Par ailleurs, les juges qui constatent que l’employeur s’est placé sur le terrain disciplinaire, doivent examiner l’ensemble des motifs mentionnés dans la lettre de licenciement, et doivent dire le licenciement sans cause réelle et sérieuse s’ils retiennent qu’aucun d’entre eux, dont certains relèvent de l’ insuffisance professionnelle, ne présente de caractère fautif, ni ne résulte d’une mauvaise volonté délibérée du salarié ;


La lettre de licenciement qui circonscrit les limites du litige et qui lie le juge, est ainsi rédigée :

'(…)nous sommes au regret de vous notifier votre licenciement pour les motifs suivants :

Insubordination et manquement à vos obligations de management

En effet, plusieurs reproches vous ont été faits :

- Vous ne remontez pas systématiquement les différents éléments concernant la gestion administrative de votre personnel. Il nous arrive d’apprendre par hasard l’absence d’un membre de votre équipe alors que vous ne nous en avez pas averti avant.

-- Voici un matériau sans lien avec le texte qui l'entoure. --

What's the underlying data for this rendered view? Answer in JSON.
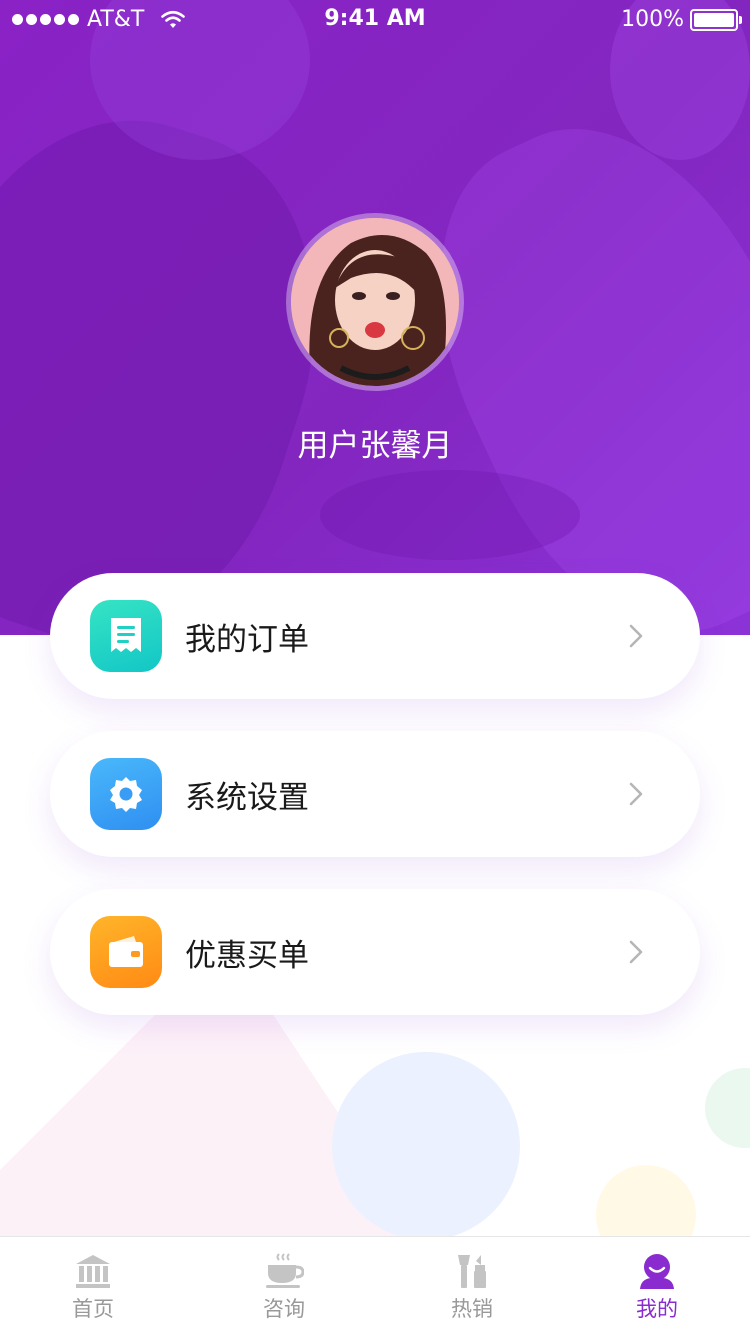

- Vous nous avez envoyé un mail en date du 26 août 2016 pour nous informer que les bailleurs eux-mêmes se plaignent que leur loyer de juillet 2016 ne leur a pas été réglé alors qu’une procédure existe et que tous les loyers doivent être payés le 5 de chaque mois. Nous nous permettons de vous rappeler la procédure à suivre : la liste des bailleurs à régler doit être validée et envoyée tous les mois à la Direction pour mise en paiement. En tant que Directeur de l’agence de

Saint Herblain, vous êtes garant du bon fonctionnement des procédures à appliquer et de ce fait des règlements des bailleurs qui dépendent de votre agence.

- Non suivi des mises à jour informatique dans le logiciel AFFIXE. Force est de constater que la base de donnée n’est pas mise à jour et ce, malgré plusieurs relances de notre part à votre équipe.

- Vous n’avez pas respecté les consignes qui vous ont été dictées par la Direction à savoir : en date du 16 septembre

2016, nous vous avions demandé de ne plus traiter avec Mr X. Par retour de mail le 20 septembre 2016, vous nous informez faire de nouveau appel à Mr. Z pour traiter une demande qui vous semble sans autre solution. Ce même jour, la Direction vous réitère l’ordre de ne pas travailler avec cette personne.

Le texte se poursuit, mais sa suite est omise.